The inverse problem of convex polygon coordinates

TL;DR

This paper compares Gibbs and Wachspress barycentric coordinates for convex polygons, analyzing their similarities, differences, and algebraic properties, to advance understanding of coordinate representations in convex geometry.

Contribution

It provides a detailed comparison of Gibbs and Wachspress coordinates for convex polygons, including conditions of agreement and algebraic interpretations.

Findings

Gibbs and Wachspress coordinates sometimes coincide for convex polygons.

Gibbs coordinates can be expressed as algebraic functions for polygons with rational vertices.

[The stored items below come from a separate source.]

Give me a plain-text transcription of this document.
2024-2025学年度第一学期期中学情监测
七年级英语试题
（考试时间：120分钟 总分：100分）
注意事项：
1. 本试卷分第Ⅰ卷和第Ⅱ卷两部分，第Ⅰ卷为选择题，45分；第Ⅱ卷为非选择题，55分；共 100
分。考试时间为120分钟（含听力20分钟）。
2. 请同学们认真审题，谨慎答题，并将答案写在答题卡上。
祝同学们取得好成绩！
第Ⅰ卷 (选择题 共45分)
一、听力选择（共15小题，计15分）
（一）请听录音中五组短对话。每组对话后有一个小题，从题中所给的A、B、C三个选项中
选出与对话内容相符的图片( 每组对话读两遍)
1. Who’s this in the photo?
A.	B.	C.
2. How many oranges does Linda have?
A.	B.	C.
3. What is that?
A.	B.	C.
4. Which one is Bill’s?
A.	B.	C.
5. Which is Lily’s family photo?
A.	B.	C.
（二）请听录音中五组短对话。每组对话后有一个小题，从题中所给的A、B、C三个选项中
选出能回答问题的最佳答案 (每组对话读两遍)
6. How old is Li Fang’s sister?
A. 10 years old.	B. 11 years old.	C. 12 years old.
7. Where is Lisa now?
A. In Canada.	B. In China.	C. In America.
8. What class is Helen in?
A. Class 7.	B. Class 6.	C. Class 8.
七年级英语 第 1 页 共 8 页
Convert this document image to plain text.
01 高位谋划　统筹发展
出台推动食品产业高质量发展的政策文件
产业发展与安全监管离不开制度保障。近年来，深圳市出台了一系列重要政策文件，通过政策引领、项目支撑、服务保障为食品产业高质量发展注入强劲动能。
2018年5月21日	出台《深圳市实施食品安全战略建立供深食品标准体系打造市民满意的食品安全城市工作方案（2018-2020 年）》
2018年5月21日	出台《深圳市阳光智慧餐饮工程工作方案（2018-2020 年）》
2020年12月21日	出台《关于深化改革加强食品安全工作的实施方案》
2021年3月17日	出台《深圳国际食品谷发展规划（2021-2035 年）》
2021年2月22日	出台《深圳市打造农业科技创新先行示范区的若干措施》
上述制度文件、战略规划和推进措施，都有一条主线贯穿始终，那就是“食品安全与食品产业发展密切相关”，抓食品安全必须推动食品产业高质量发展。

The paper clarifies the relationship and differences between these coordinate systems.

Abstract

Each convex combination of extreme points of a compact convex set represents a certain point of the convex set. Barycentric coordinates provide solutions to the inverse problem of expressing an element of a compact convex set as a convex combination of a finite number of extreme points of the set. Various approaches to this problem have arisen, in various contexts. The most general solution, namely the Gibbs coordinates based on entropy maximization, actually work in the broader setting of barycentric algebras, which constitute semilattice-ordered systems of convex sets. These coordinates involve exponential functions. For convex polytopes, Wachspress coordinates offer solutions which only involve rational functions. The current paper is primarily focused on convex polygons in the plane. After summarizing the Gibbs and Wachspress coordinates, we identify where they agree, and provide comparisons between them when they do not. With an example, we also show how Gibbs coordinates of a polygon with rational vertices may be construed as algebraic functions.